A couple of months ago, I editorialized about the power-saving benefits of thin-client devices. I might have been mistaken, however, because at the time I didn't own a power meter, and I based my estimates of power draw on manufacturers' electricity ratings instead of from readings of actual power use. Many of you liked the article, but some of you questioned whether PCs and thin-client devices show any appreciable difference in power use. One reader told me flatly that such a difference doesn't exist (without providing any actual numbers, unfortunately).

Because I couldn't find hard numbers that reflect device-power use instead of power ratings, a couple of cohorts and I decided to run some tests. Using power meters, we compared the power use of Windows terminals (and their supporting servers and hardware) to PCs in a live environment. You can check out our results (free!) online at NCD's Web site; you'll see why we conducted the study, how we performed it, and get a complete look at our results and conclusions. In the meantime, here's a capsule summary of our findings.

Terminals Use One-Seventh the Power of PCs Doing the Same Job
We measured the power draw of PCs and Windows terminals (without monitors) running applications from a terminal server. PCs drew about 69 watts (constant draw); the Windows clients drew about 10 watts.

Monitors Suck Power
Not surprisingly, the lion's share of power use came from CRT monitors, which sucked down about 85 watts each. Sadly, we didn't have any LCD panels to test (anyone want to give me one?), but we did test a prototype Windows terminal with an incorporated LCD panel. The machine with the incorporated LCD display drew about 29 watts of power.

Less Powerful PCs Don't Significantly Decrease Power Use
We ran the live tests with older computers (because that's what the company we tested used), but I performed a lab test on a 1GHz computer with 256MB of RAM to see how much power it drew. The monster desktop used a little less than 70 watts of power when it ran applications from a terminal server and 85 watts when it ran a compute-intensive application locally. In other words, newer PCs don't use more power than older ones, nor does using an old PC save on power costs.

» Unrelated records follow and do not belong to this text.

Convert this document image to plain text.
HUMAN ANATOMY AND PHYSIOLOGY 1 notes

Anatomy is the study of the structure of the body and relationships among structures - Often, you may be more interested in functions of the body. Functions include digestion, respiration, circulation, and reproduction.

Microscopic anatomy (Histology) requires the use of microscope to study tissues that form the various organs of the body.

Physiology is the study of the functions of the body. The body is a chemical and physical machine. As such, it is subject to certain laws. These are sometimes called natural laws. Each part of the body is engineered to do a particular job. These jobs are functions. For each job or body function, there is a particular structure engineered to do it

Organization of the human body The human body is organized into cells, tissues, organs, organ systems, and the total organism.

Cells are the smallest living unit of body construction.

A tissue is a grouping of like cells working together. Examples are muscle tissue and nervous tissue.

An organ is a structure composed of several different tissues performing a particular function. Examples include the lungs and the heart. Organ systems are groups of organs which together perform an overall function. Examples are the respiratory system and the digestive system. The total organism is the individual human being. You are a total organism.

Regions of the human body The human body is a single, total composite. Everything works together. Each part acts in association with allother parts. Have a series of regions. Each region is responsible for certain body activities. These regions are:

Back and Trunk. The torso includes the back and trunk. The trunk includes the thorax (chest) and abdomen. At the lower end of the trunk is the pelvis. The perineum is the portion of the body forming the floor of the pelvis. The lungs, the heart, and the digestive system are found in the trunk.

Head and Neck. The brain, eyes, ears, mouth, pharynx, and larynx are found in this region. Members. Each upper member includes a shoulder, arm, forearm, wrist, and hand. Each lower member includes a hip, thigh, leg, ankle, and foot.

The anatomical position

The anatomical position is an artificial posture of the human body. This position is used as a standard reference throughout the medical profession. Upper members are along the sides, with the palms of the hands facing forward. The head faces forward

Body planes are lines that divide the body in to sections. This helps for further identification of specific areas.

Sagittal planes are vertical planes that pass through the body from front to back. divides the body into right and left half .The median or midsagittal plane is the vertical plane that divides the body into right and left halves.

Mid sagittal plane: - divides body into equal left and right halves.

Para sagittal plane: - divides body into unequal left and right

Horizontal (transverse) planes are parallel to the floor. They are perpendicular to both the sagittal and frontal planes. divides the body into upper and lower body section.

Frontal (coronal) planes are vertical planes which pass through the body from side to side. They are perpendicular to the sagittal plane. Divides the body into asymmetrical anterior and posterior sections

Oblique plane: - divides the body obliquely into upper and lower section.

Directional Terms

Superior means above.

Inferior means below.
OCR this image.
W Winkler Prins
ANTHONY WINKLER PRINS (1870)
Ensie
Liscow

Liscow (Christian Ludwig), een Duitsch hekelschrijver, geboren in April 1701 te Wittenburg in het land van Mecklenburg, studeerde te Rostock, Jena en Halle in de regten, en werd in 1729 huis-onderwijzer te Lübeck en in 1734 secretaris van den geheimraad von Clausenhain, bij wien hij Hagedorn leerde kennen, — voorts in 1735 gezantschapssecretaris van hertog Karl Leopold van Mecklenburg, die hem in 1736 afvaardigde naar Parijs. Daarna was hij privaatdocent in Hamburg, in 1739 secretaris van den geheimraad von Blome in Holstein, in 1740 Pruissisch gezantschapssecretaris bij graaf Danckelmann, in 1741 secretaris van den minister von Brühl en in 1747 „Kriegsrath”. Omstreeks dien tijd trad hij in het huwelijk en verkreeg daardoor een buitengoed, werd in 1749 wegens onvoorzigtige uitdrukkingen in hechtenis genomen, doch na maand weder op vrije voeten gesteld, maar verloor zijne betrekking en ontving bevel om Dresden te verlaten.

Server-Based Computing Saves Power
One reader asserted that the power draw of terminal servers made up for any power savings realized from using Windows terminals. We checked and discovered that this statement isn't true. A fully loaded Windows terminal server does use more power than even a powerful PC desktop. However, because the terminal server let us run client devices that use a fraction of the power of PC desktops, we found that we broke even with a fairly small number of clients and that the larger the network (and the higher the local power costs), the more money we saved on power costs.

Knowing Your Power Costs Can Help You Calculate TCO
If you don't get anything else out of this column, remember this point—the power component of Total Cost of Ownership (TCO) is easily measurable. TCO is a somewhat hackneyed concept because it can be difficult to measure and isn't always helpful, but you can apply this piece of information to the bottom line when you decide which kind of terminal client to use—it's less expensive to power Windows terminals than PCs.

You might have good reason to use PCs as thin clients; they let you run applications locally (most Windows terminals don't), and you can use the machines you already own rather than invest in new machines. But if you're teetering on the edge and don't have any compelling reasons to use PCs, consider our findings about power usage. These numbers aren't politically correct fluff—there IS a serious difference in power use.